Hamburg plays host to a good portion of this weeks broadcast, despite his relocation to Berlin. Those earlier days in what was considered quite a liberal region of Germany has certainly defined his self sanctioned ‘sarcastic’ and ‘ironic’ character analysis, of which is a direct derivative of his approach to his own perspective of life through genuine experience. It’s that approach that has seen his work released across Synewave, Nachtstrom Schallplatten and Slap Jaxx, as well as securing his residency at Tresor, Berlin. It really shouldn’t came as any surprise that we’re on the doorstep of his debut Australian tour, given how explosive the Techno scene has been of late here. We’re in Sydney this Saturday night, followed by Melbourne the weekend afterwards. This is a fairly rattling contribution to the mix series – 88UW steers Kana Broadcast 045.
EC: Berlin grabs the spotlight in Germany, but Hamburg has also contributed its fair share over the years. How did things progress for you during those earlier years and what impact did the city have on your own personal identity if look reflect on it?
88: I was grew up on the outskirts of Hamburg in a very violent district. For me in this time when I was around 13 (1991) I did not feel part of anything there. What luck I had a cloaking device called a ‘walkman’, to block things out. There was also a pirate radio station which played electronic music where I was able to hide. In April 1991 I located a record store which specialised in Techno and House, so i bought my first vinyls. When I was 15 I started to go to a club called UNIT which was full of fog, distracting lights and the inside was like a prision with metal bars everywhere. When I was 16 I moved over to St. Pauli which is something like the heart of Hamburg. Living and DJing in a red-light district probably formed a lot of my sarcastic and ironic character. I learned very quickly, and from a young age, to not take humanity and life too seriously. In the end I can not say that I have ever felt much like a Hamburger, or even German. I don´t have an idea how it could feel.
EC: …it was a really liberal city some years ago. You could smoke weed in the street fairly openly and what not. What triggered that transition? Where are things now?
88: Hamburg was a very liberal city until 2001 when the nazi government started to raise the police which shattered a lot of the locals. Politics are only for the rich now and the expulsion of clubs, bars and some free minds almost killed the flair of the city. This is not a local problem of Hamburg, it’s a general problem in Germany and the rest of the world. The curtailment of human rights is prevalent.
EC: I guess in the broader spectrum of a city’s furtherance is it’s cultural identity. You’ve travelled a fair bit across Europe of late, what do you think is important for building a strong community?
88: I was never really a part of a ‘community’ and never thought about building a strong community. Like I said in the beginning, I felt on my own. For me is making music the only way to process the experienced. Maybe I am the wrong person to ask things like this as I always was on my own in life, or at least feeling like this. Of course I have a few friends I trust in and work(ed) with, but in general i am not good in this. I like honest people which having their own positions.

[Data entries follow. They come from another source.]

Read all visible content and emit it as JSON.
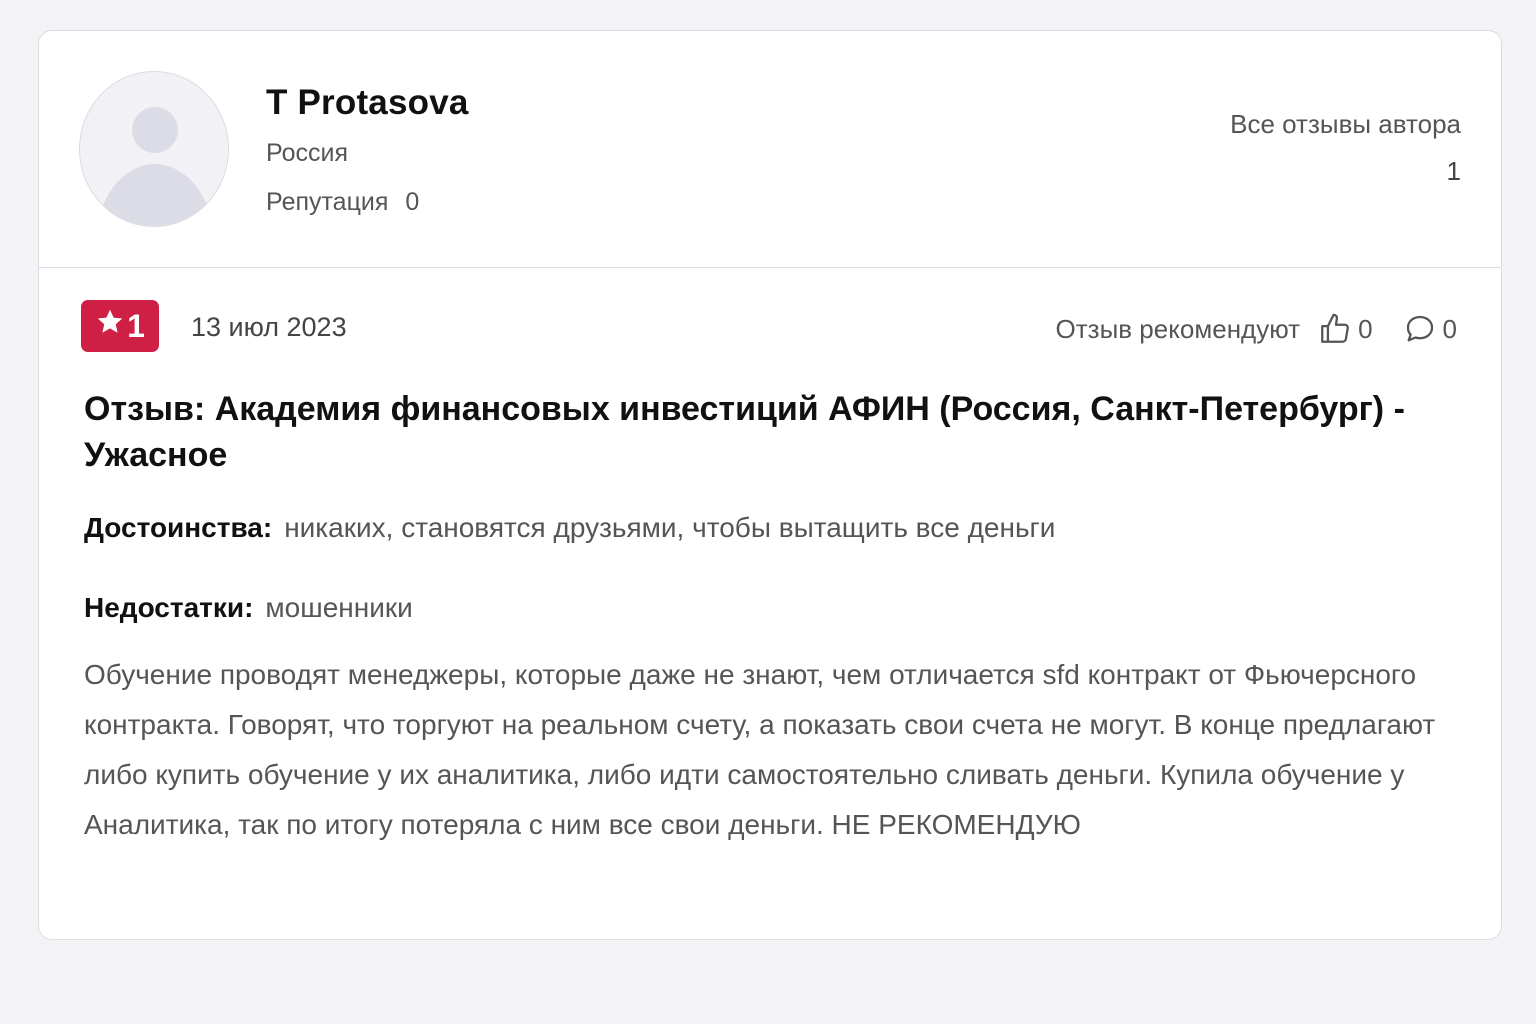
{
  "author": {
    "name": "T Protasova",
    "country": "Россия",
    "reputation_label": "Репутация",
    "reputation_value": "0",
    "all_reviews_label": "Все отзывы автора",
    "all_reviews_count": "1"
  },
  "review": {
    "rating": "1",
    "date": "13 июл 2023",
    "recommend_label": "Отзыв рекомендуют",
    "likes": "0",
    "comments": "0",
    "title": "Отзыв: Академия финансовых инвестиций АФИН (Россия, Санкт-Петербург) - Ужасное",
    "pros_label": "Достоинства:",
    "pros_text": "никаких, становятся друзьями, чтобы вытащить все деньги",
    "cons_label": "Недостатки:",
    "cons_text": "мошенники",
    "body": "Обучение проводят менеджеры, которые даже не знают, чем отличается sfd контракт от Фьючерсного контракта. Говорят, что торгуют на реальном счету, а показать свои счета не могут. В конце предлагают либо купить обучение у их аналитика, либо идти самостоятельно сливать деньги. Купила обучение у Аналитика, так по итогу потеряла с ним все свои деньги. НЕ РЕКОМЕНДУЮ"
  },
  "colors": {
    "rating_badge": "#cf1f45",
    "page_background": "#f3f3f6"
  },
  "icons": {
    "avatar": "default-user-avatar-icon",
    "rating": "star-icon",
    "like": "thumbs-up-icon",
    "comment": "speech-bubble-icon"
  }
}
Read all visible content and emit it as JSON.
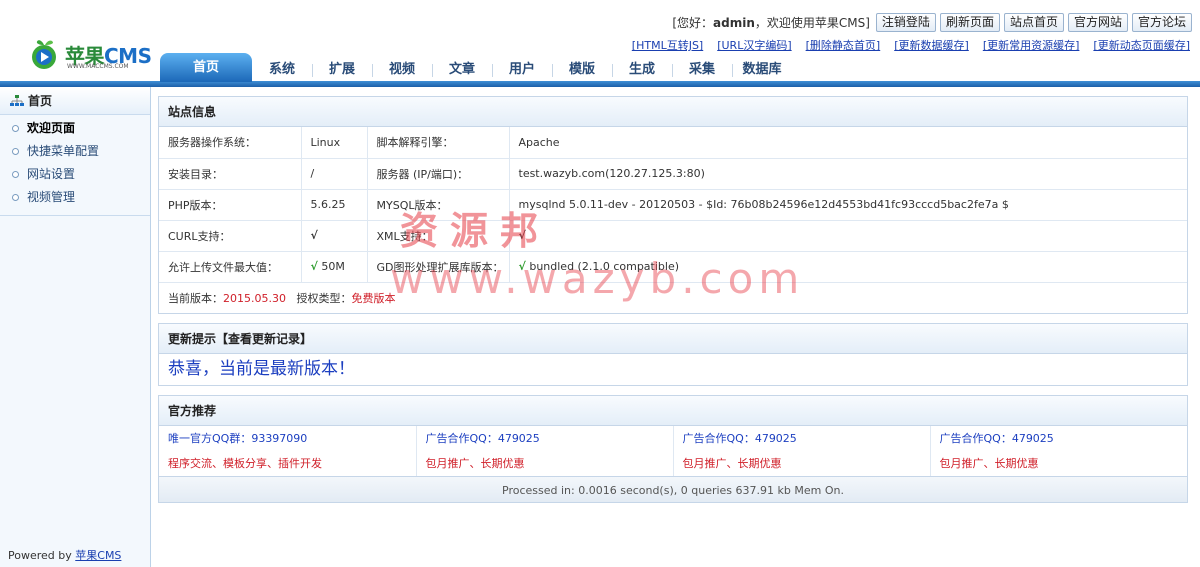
{
  "brand": {
    "name_green": "苹果",
    "name_blue": "CMS",
    "site": "WWW.MACCMS.COM"
  },
  "topbar": {
    "greet_prefix": "[您好：",
    "user": "admin",
    "greet_suffix": "，欢迎使用苹果CMS]",
    "buttons": [
      "注销登陆",
      "刷新页面",
      "站点首页",
      "官方网站",
      "官方论坛"
    ]
  },
  "quicklinks": [
    "[HTML互转JS]",
    "[URL汉字编码]",
    "[删除静态首页]",
    "[更新数据缓存]",
    "[更新常用资源缓存]",
    "[更新动态页面缓存]"
  ],
  "nav": [
    "首页",
    "系统",
    "扩展",
    "视频",
    "文章",
    "用户",
    "模版",
    "生成",
    "采集",
    "数据库"
  ],
  "sidebar": {
    "title": "首页",
    "items": [
      "欢迎页面",
      "快捷菜单配置",
      "网站设置",
      "视频管理"
    ],
    "powered_prefix": "Powered by ",
    "powered_link": "苹果CMS"
  },
  "siteinfo": {
    "title": "站点信息",
    "rows": [
      [
        "服务器操作系统：",
        "Linux",
        "脚本解释引擎：",
        "Apache"
      ],
      [
        "安装目录：",
        "/",
        "服务器 (IP/端口)：",
        "test.wazyb.com(120.27.125.3:80)"
      ],
      [
        "PHP版本：",
        "5.6.25",
        "MYSQL版本：",
        "mysqlnd 5.0.11-dev - 20120503 - $Id: 76b08b24596e12d4553bd41fc93cccd5bac2fe7a $"
      ]
    ],
    "curl_label": "CURL支持：",
    "curl_val": "√",
    "xml_label": "XML支持：",
    "xml_val": "√",
    "upload_label": "允许上传文件最大值：",
    "upload_check": "√",
    "upload_val": " 50M",
    "gd_label": "GD图形处理扩展库版本：",
    "gd_check": "√",
    "gd_val": " bundled (2.1.0 compatible)",
    "version_label": "当前版本：",
    "version": "2015.05.30",
    "license_label": "授权类型：",
    "license": "免费版本"
  },
  "update": {
    "title_prefix": "更新提示",
    "title_link": "【查看更新记录】",
    "message": "恭喜，当前是最新版本！"
  },
  "recommend": {
    "title": "官方推荐",
    "cols": [
      {
        "qq": "唯一官方QQ群：93397090",
        "desc": "程序交流、模板分享、插件开发"
      },
      {
        "qq": "广告合作QQ：479025",
        "desc": "包月推广、长期优惠"
      },
      {
        "qq": "广告合作QQ：479025",
        "desc": "包月推广、长期优惠"
      },
      {
        "qq": "广告合作QQ：479025",
        "desc": "包月推广、长期优惠"
      }
    ]
  },
  "processed": "Processed in: 0.0016 second(s), 0 queries 637.91 kb Mem On.",
  "watermark": {
    "line1": "资源邦",
    "line2": "www.wazyb.com"
  }
}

EC: Whilst we’re on community and its success, you’re working with a lot of genuine and inspiring contributors within Tresor’s New Faces night, Mareena being one of them – what’s it mean to you and all involved, it’s concept, it’s purpose?
88: I am very proud being part of Tresor. I am very thankful for their confidence in my view of techno which has nothing to do with happiness or making people happy. It’s more about making people forget the strange world outside.
EC: Now, one of the reasons why we’re catching up. You’re due to land in Australia shortly for the first time and there’s probably never been a better time to do it of late. The scene is kicking on the East Coast with fresh party concepts and venue exploration away from the clubs a little. Can you give us a rundown on where this year is headed once you head back, and any plans (longterm or short) you’d like to share with us on the release front, tours, or even any personal aspirations you’d like to cross off?
88: A few days ago my own label UNLIMITED:WHATEVER came into the world with the “Everything Comes To An End” EP. On this label I will present my diverse styles of electronic music which goes from acid to ambient, downbeat back to techno. Of course there are releases in the pipeline for other labels like Synewave, Missile Records, Slap Jaxx and Psycho-Thrill only to name a few. Over the year there are a lot gigs planned in Europe and in autumn plan are going to be realised for a Canada/USA/Mexico tour, then after a little break South America. We will see how it goes.